Baseline imbalances: none
The trial protocol is available at www.clinicaltrials.gov/ct2/show/NCT02103777 (19 April 2018)
Risk of bias
Bias Authors' judgement Support for judgement
Random sequence generation (selection bias) Low risk Enrolled infants were assigned randomly to treatment groups using Internet‐based random table technique. A designated pharmacist was responsible for the randomization of selected infants and the preparation of caffeine dose.
Allocation concealment (selection bias) Low risk Cards in opaque, sealed envelopes.
Blinding of participants and personnel (performance bias)
All outcomes Low risk Nursing staff and family were blinded to patient's allocation.
Blinding of outcome assessment (detection bias)
All outcomes Low risk Investigators were blinded to patient's allocation.
Incomplete outcome data (attrition bias)
All outcomes Low risk Data available on all of the infants randomized. No exclusions or attrition after randomization.

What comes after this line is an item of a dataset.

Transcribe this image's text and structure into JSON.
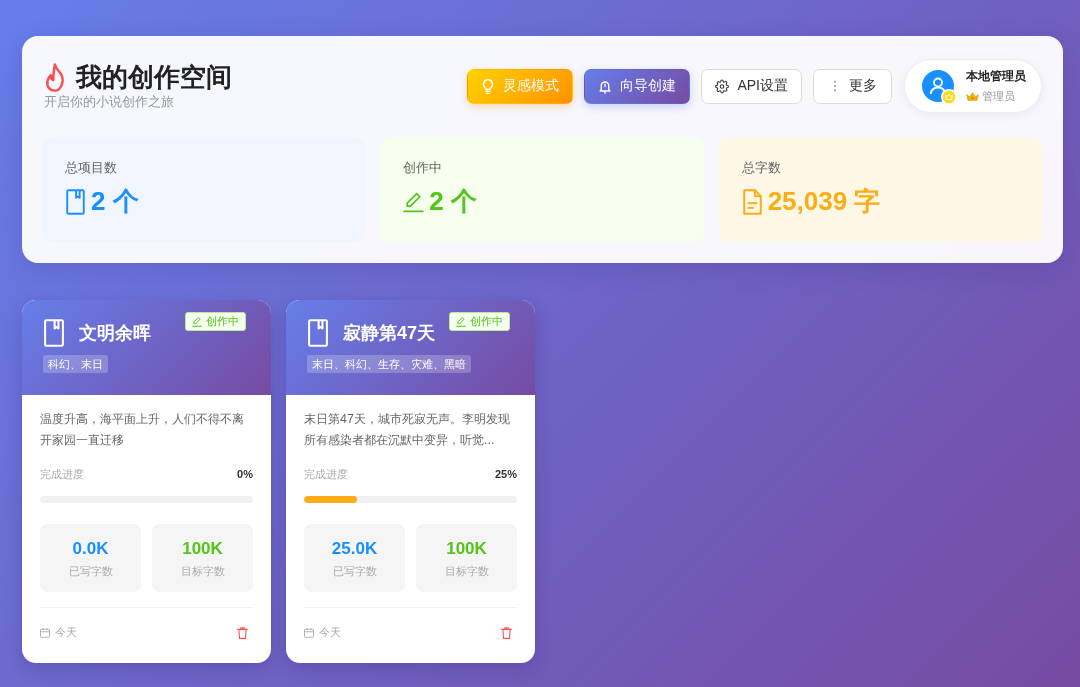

Selective reporting (reporting bias) Unclear risk The protocol is available at www.clinicaltrials.gov/ct2/show/NCT02103777 (24 April 2018).
The study did not report on hydrocephalus as pre‐specified in the trial protocol. Furthermore, the duration of CPAP and postnatal steroid therapy for BPD were reported as outcomes in the study but not pre‐specified in the protocol.